Datenschutzrecht

Massenabmahnungen wegen Google-Fonts: Wie sollten Sie reagieren?

Wir berichteten bereits in der Vergangenheit über das Urteil des LG München im Hinblick auf Schadensersatzforderungen wegen nicht datenschutzkonformer Einbindung von Google Fonts durch Websitebetreiber. In Folge dieser Entscheidung entstand sowohl für findige Privatpersonen als auch für Abmahnanwälte eine willkommene Gelegenheit, die DSGVO zur persönlichen Bereicherung zu zweckentfremden. Zahlreiche überforderte Seiteninhaber sehen sich nun mit Massenabmahnungen – vor allem durch den Rechtsanwalt Philipp Brandt der Kanzlei brandt.legal, den Rechtsanwalt Kilian Lenhard sowie den Rechtsanwalt Dikigoros Kairis aus der Kanzlei RAAG – konfrontiert, bei denen die tatsächliche Rechtslage für Betroffene oft unklar ist. Wir erklären Ihnen im folgenden Beitrag, was sich hinter dem vermeintlichen Anspruch verbirgt und wie Sie mit einer Abmahnung am besten umgehen sollten.
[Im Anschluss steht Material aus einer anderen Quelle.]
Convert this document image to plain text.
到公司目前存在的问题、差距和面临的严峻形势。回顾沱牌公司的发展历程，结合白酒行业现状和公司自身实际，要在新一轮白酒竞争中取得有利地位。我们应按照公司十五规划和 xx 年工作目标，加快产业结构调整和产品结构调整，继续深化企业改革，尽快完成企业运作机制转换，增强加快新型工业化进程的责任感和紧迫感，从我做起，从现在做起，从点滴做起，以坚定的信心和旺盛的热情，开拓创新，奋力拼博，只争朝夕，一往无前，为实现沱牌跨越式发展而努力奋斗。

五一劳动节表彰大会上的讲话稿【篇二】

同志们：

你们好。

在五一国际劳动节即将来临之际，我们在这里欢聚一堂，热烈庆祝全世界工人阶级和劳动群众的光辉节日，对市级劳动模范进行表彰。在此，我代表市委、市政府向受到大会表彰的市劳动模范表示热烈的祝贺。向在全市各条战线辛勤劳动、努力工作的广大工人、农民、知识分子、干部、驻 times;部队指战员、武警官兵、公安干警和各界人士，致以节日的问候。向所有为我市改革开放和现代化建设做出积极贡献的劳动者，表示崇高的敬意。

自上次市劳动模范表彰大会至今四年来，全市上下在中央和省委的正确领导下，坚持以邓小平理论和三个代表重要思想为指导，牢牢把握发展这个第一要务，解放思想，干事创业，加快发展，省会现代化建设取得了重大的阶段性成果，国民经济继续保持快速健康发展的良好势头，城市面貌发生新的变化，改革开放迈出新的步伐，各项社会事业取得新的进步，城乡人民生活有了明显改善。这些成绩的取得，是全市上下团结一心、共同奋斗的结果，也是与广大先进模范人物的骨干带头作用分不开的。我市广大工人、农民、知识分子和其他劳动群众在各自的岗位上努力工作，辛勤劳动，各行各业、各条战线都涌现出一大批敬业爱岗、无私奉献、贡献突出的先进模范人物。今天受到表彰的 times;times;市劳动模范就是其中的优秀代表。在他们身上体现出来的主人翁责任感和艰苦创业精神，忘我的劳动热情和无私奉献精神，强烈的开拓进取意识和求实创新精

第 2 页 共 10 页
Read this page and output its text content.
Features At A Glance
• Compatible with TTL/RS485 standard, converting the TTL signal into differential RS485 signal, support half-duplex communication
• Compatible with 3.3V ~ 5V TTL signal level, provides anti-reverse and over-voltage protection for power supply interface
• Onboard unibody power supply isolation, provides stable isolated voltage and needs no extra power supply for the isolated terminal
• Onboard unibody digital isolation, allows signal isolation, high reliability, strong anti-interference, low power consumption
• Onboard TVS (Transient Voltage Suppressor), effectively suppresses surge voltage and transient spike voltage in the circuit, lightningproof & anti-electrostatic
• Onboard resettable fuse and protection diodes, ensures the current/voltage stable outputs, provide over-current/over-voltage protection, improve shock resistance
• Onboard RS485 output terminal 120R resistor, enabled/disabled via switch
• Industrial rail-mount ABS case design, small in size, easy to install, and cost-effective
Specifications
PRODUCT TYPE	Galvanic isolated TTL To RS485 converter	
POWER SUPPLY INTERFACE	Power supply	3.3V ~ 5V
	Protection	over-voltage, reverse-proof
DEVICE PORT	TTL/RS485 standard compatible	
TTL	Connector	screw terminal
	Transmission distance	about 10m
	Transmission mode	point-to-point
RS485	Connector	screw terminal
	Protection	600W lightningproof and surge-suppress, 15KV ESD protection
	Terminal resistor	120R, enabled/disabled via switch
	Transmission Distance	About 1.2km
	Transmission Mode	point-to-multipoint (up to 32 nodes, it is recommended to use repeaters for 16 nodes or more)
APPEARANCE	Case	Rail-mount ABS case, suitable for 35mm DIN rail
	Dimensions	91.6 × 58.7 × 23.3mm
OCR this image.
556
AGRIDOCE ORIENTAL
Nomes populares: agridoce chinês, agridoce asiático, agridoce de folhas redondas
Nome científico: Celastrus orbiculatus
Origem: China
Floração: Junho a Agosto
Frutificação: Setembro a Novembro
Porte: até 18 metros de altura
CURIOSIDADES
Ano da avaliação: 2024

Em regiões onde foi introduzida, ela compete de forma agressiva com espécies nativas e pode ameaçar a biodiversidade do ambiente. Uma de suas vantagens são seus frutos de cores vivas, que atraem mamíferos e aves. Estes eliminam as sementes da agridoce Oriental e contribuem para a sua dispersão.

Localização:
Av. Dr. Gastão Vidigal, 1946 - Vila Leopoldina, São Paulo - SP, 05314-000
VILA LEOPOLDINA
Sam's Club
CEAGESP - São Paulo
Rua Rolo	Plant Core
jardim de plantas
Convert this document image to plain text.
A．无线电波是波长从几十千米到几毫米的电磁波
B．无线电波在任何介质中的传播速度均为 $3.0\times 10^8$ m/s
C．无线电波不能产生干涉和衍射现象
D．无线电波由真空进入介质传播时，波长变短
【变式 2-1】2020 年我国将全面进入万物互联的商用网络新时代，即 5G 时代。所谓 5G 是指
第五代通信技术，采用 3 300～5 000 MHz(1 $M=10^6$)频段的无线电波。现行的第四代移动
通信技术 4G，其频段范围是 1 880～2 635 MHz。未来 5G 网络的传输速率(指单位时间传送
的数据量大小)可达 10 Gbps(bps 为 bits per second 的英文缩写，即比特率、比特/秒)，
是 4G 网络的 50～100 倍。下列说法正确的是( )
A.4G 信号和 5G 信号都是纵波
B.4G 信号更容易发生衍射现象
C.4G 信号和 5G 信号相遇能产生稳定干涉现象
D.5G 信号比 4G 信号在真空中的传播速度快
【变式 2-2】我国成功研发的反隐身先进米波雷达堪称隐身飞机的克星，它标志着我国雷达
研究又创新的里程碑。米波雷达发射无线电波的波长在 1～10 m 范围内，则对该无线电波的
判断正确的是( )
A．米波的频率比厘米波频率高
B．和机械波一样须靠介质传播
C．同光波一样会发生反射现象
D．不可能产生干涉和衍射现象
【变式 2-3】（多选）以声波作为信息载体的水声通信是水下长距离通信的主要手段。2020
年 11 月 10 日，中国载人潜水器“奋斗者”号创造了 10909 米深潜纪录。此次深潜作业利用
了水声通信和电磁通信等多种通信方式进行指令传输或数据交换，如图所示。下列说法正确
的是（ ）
Der rechtliche Hintergrund

Alle Abmahnschreiben bezüglich der rechtswidrigen Nutzung von Google-Webfonts beziehen sich auf das Urteil des LG München vom 20.01.2022 – 3 O 17493/20. Im damals zu klärenden Rechtsstreit hatte das Gericht zu entscheiden, ob durch die Einbindung von Google Fonts-Schriftarten das allgemeine Persönlichkeitsrecht des Klägers verletzt wurde.

Google Fonts ist ein Dienst der Google LLC, es handelt sich dabei konkret um einen open-source Katalog, welcher einer Vielzahl von Schriftarten enthält. Diese können für die Gestaltung der eigenen Website kostenlos verwendet werden, weshalb sich das Angebot großer Beliebtheit erfreut. Websiteersteller können das System auf zwei unterschiedliche Arten einbinden:

  1. Der Websiteersteller lädt die gewünschte Schriftart herunter, sodass beim Anzeigen der Webseite lediglich auf Inhalte aus den eigenen Speichermedien zurückgegriffen wird. Diese Variante ist aus datenschutzrechtlichen Gründen nicht zu beanstanden.
  2. Der Websiteersteller greift auf die dynamische Einbindungsfunktion des Dienstes zurück, wodurch beim Aufrufen der Webseite immer ein Code seitens Google Fonts erzeugt wird. Durch den Klick auf die Seite entsteht eine Verbindung zu den Google-Servern, damit die Schriftart lädt und angezeigt werden kann. Der von den Abmahnern geltend gemachte Anspruch basiert auf dieser servergebundenen Nutzungsvariante.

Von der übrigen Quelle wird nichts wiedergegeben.